Date: Wed, 10 Dec 2008 11:58:30 +0900
From: KAMEZAWA Hiroyuki <kamezawa.hiroyu@jp.fujitsu.com>
To: Daisuke Nishimura <nishimura@mxp.nes.nec.co.jp>
Cc: "linux-mm@kvack.org" <linux-mm@kvack.org>,
       "balbir@linux.vnet.ibm.com" <balbir@linux.vnet.ibm.com>,
       "lizf@cn.fujitsu.com" <lizf@cn.fujitsu.com>,
       "menage@google.com" <menage@google.com>,
       "kosaki.motohiro@jp.fujitsu.com" <kosaki.motohiro@jp.fujitsu.com>,
       "linux-kernel@vger.kernel.org" <linux-kernel@vger.kernel.org>
Subject: Re: [RFC][PATCH 1/6] memcg: fix pre_destory handler
Message-Id: <20081210115830.dd13b90b.kamezawa.hiroyu@jp.fujitsu.com>
In-Reply-To: <20081210112815.d5098e9e.nishimura@mxp.nes.nec.co.jp>
References: <20081209200213.0e2128c1.kamezawa.hiroyu@jp.fujitsu.com>
	<20081209200647.a1fa76a9.kamezawa.hiroyu@jp.fujitsu.com>
	<20081210112815.d5098e9e.nishimura@mxp.nes.nec.co.jp>
Organization: FUJITSU Co. LTD.
Mime-Version: 1.0
Content-Type: text/plain; charset=US-ASCII
Content-Transfer-Encoding: 7bit
Sender: linux-kernel-owner@vger.kernel.org
Content-Length: 9166
Lines: 273

On Wed, 10 Dec 2008 11:28:15 +0900
Daisuke Nishimura <nishimura@mxp.nes.nec.co.jp> wrote:

> On Tue, 9 Dec 2008 20:06:47 +0900, KAMEZAWA Hiroyuki <kamezawa.hiroyu@jp.fujitsu.com> wrote:
> > better name for new flag is welcome.
> > 
> > ==
> > Because pre_destroy() handler is moved out to cgroup_lock() for
> > avoiding dead-lock, now, cgroup's rmdir() does following sequence.
> > 
> > 	cgroup_lock()
> > 	check children and tasks.
> > 	(A)
> > 	cgroup_unlock()
> > 	(B)
> > 	pre_destroy() for subsys;-----(1)
> > 	(C)
> > 	cgroup_lock();
> > 	(D)
> > 	Second check:check for -EBUSY again because we released the lock.
> > 	(E)
> > 	mark cgroup as removed.
> > 	(F)
> > 	unlink from lists.
> > 	cgroup_unlock();
> > 	dput()
> > 	=> when dentry's refcnt goes down to 0
> > 		destroy() handers for subsys
> > 
> > memcg marks itself as "obsolete" when pre_destroy() is called at (1)

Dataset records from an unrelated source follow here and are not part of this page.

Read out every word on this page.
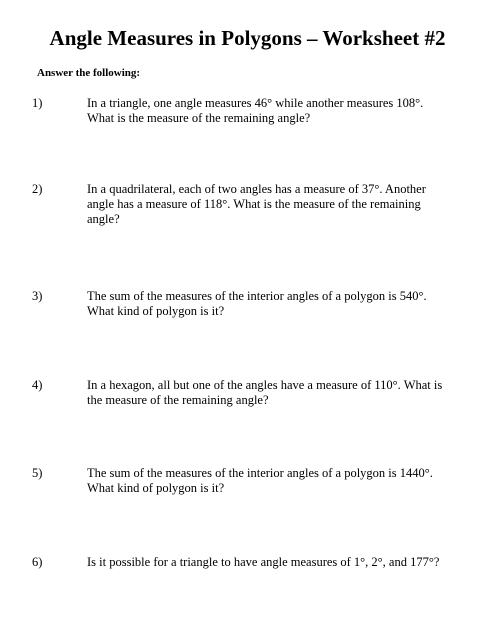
Angle Measures in Polygons – Worksheet #2
Answer the following:
1)	In a triangle, one angle measures 46° while another measures 108°. What is the measure of the remaining angle?
2)	In a quadrilateral, each of two angles has a measure of 37°. Another angle has a measure of 118°. What is the measure of the remaining angle?
3)	The sum of the measures of the interior angles of a polygon is 540°. What kind of polygon is it?
4)	In a hexagon, all but one of the angles have a measure of 110°. What is the measure of the remaining angle?
5)	The sum of the measures of the interior angles of a polygon is 1440°. What kind of polygon is it?
6)	Is it possible for a triangle to have angle measures of 1°, 2°, and 177°?
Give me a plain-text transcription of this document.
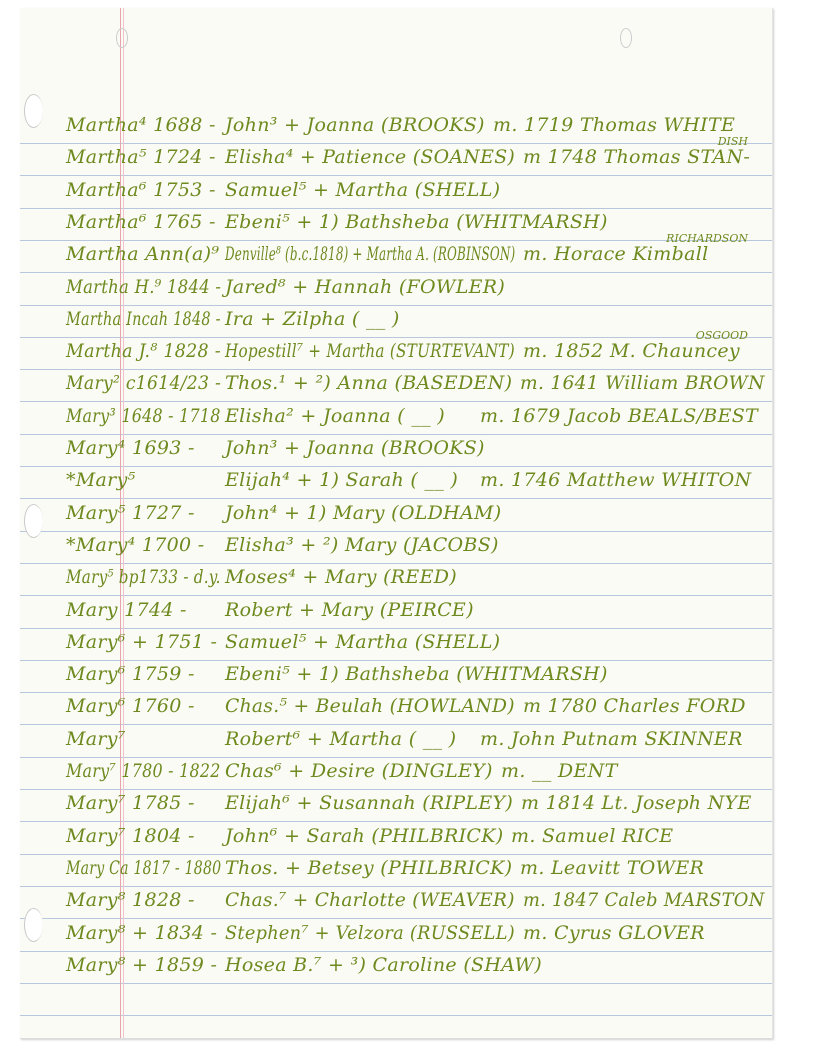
Martha⁴ 1688 - John³ + Joanna (BROOKS) m. 1719 Thomas WHITE
Martha⁵ 1724 - Elisha⁴ + Patience (SOANES) m 1748 Thomas STAN-
DISH
Martha⁶ 1753 - Samuel⁵ + Martha (SHELL)
Martha⁶ 1765 - Ebeni⁵ + 1) Bathsheba (WHITMARSH)
Martha Ann(a)⁹ Denville⁸ (b.c.1818) + Martha A. (ROBINSON) m. Horace Kimball
RICHARDSON
Martha H.⁹ 1844 - Jared⁸ + Hannah (FOWLER)
Martha Incah 1848 - Ira + Zilpha ( __ )
Martha J.⁸ 1828 - Hopestill⁷ + Martha (STURTEVANT) m. 1852 M. Chauncey
OSGOOD
Mary² c1614/23 - Thos.¹ + ²) Anna (BASEDEN) m. 1641 William BROWN
Mary³ 1648 - 1718 Elisha² + Joanna ( __ ) m. 1679 Jacob BEALS/BEST
Mary⁴ 1693 - John³ + Joanna (BROOKS)
*Mary⁵	Elijah⁴ + 1) Sarah ( __ ) m. 1746 Matthew WHITON
Mary⁵ 1727 - John⁴ + 1) Mary (OLDHAM)
*Mary⁴ 1700 - Elisha³ + ²) Mary (JACOBS)
Mary⁵ bp1733 - d.y. Moses⁴ + Mary (REED)
Mary 1744 - Robert + Mary (PEIRCE)
Mary⁶ + 1751 - Samuel⁵ + Martha (SHELL)
Mary⁶ 1759 - Ebeni⁵ + 1) Bathsheba (WHITMARSH)
Mary⁶ 1760 - Chas.⁵ + Beulah (HOWLAND) m 1780 Charles FORD
Mary⁷	Robert⁶ + Martha ( __ ) m. John Putnam SKINNER
Mary⁷ 1780 - 1822 Chas⁶ + Desire (DINGLEY) m. __ DENT
Mary⁷ 1785 - Elijah⁶ + Susannah (RIPLEY) m 1814 Lt. Joseph NYE
Mary⁷ 1804 - John⁶ + Sarah (PHILBRICK) m. Samuel RICE
Mary Ca 1817 - 1880 Thos. + Betsey (PHILBRICK) m. Leavitt TOWER
Mary⁸ 1828 - Chas.⁷ + Charlotte (WEAVER) m. 1847 Caleb MARSTON
Mary⁸ + 1834 - Stephen⁷ + Velzora (RUSSELL) m. Cyrus GLOVER
Mary⁸ + 1859 - Hosea B.⁷ + ³) Caroline (SHAW)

> > But rmdir() can fail after pre_destroy(). So marking "obsolete" is bug.
> > I'd like to fix sanity of pre_destroy() in cgroup layer.
> > 
> > Considering above sequence, new tasks can be added while
> > 	(B) and (C)
> > swap-in recored can be charged back to a cgroup after pre_destroy()
> > 	at (C) and (D), (E)
> > (means cgrp's refcnt not comes from task but from other persistent objects.)
> > 
> > This patch adds "cgroup_is_being_removed()" check. (better name is welcome)
> > After this,
> > 
> > 	- cgroup is marked as CGRP_PRE_REMOVAL at (A)
> > 	- If Second check fails, CGRP_PRE_REMOVAL flag is removed.
> > 	- memcg's its own obsolete flag is removed.
> > 	- While CGROUP_PRE_REMOVAL, task attach will fail by -EBUSY.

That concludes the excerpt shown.